Nothing could encourage the Taliban more. The Pakistanis [who are helping the Taliban] will dig in harder. It will send Karzai in completely the wrong direction.
It invokes memories of the early 1990s. It's as if we're telling the Afghans, ‘We're tired, we're going home, screw you.’”
As The Washington Post noted in an editorial yesterday:
“A full withdrawal would be at odds with the strategic partnership pact already signed by the two governments and NATO’s agreement in June on a post-2014 ‘concept of operations’ in the country – not to mention President Obama’s repeated public pledges that the United States would continue to stand behind Afghanistan.”

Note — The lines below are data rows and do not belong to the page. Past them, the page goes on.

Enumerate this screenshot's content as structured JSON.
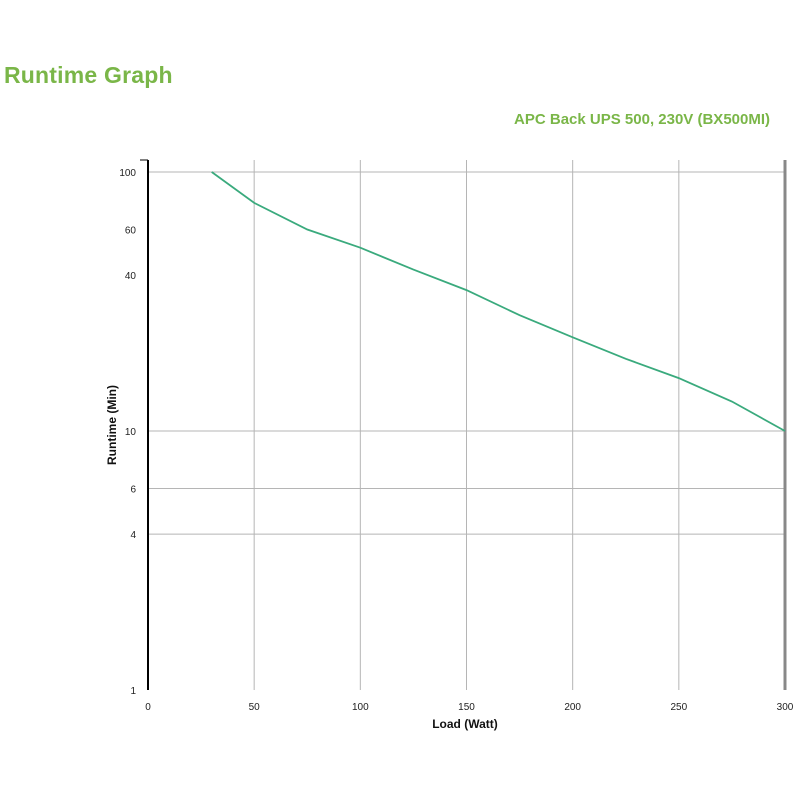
{
  "page": {
    "title": "Runtime Graph"
  },
  "chart_data": {
    "type": "line",
    "subtitle": "APC Back UPS 500, 230V (BX500MI)",
    "xlabel": "Load (Watt)",
    "ylabel": "Runtime (Min)",
    "xscale": "linear",
    "yscale": "log",
    "xlim": [
      0,
      300
    ],
    "ylim": [
      1,
      100
    ],
    "x_ticks": [
      0,
      50,
      100,
      150,
      200,
      250,
      300
    ],
    "y_ticks": [
      1,
      4,
      6,
      10,
      40,
      60,
      100
    ],
    "y_tick_labels": [
      "1",
      "4",
      "6",
      "10",
      "40",
      "60",
      "100"
    ],
    "y_gridlines": [
      4,
      6,
      10,
      100
    ],
    "x_gridlines": [
      50,
      100,
      150,
      200,
      250,
      300
    ],
    "grid": true,
    "series": [
      {
        "color": "#3aaa7d",
        "x": [
          30,
          50,
          75,
          100,
          125,
          150,
          175,
          200,
          225,
          250,
          275,
          300
        ],
        "y": [
          100,
          76,
          60,
          51,
          42,
          35,
          28,
          23,
          19,
          16,
          13,
          10
        ]
      }
    ]
  }
}
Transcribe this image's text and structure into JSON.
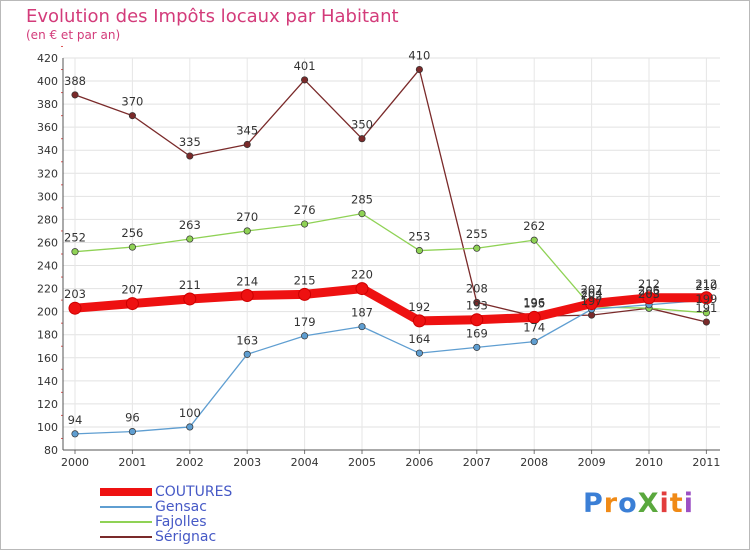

How can we expect our allies, who we want to stay in Afghanistan, to agree to stay, when we won’t tell them what we are going to do? Even more importantly, as Senator Menendez said, how can we expect the Afghani people to work with us when they don’t know how many of us, if any, will still there 18 months from now?
We have invested hundreds of billions of dollars in Afghanistan. We have invested thousands of lives, of Americans and our allies, in Afghanistan. Most importantly, we pledged our word and our honor to the Afghani people. President Obama needs to reaffirm those investments and that pledge – and he needs to do it now. Otherwise, those dollars and those lives will be wasted, and our word and our commitment will be devalued. If President Obama fails to follow through in Afghanistan, when we promise help in the future, who will believe us? When we ask for help, who will give it?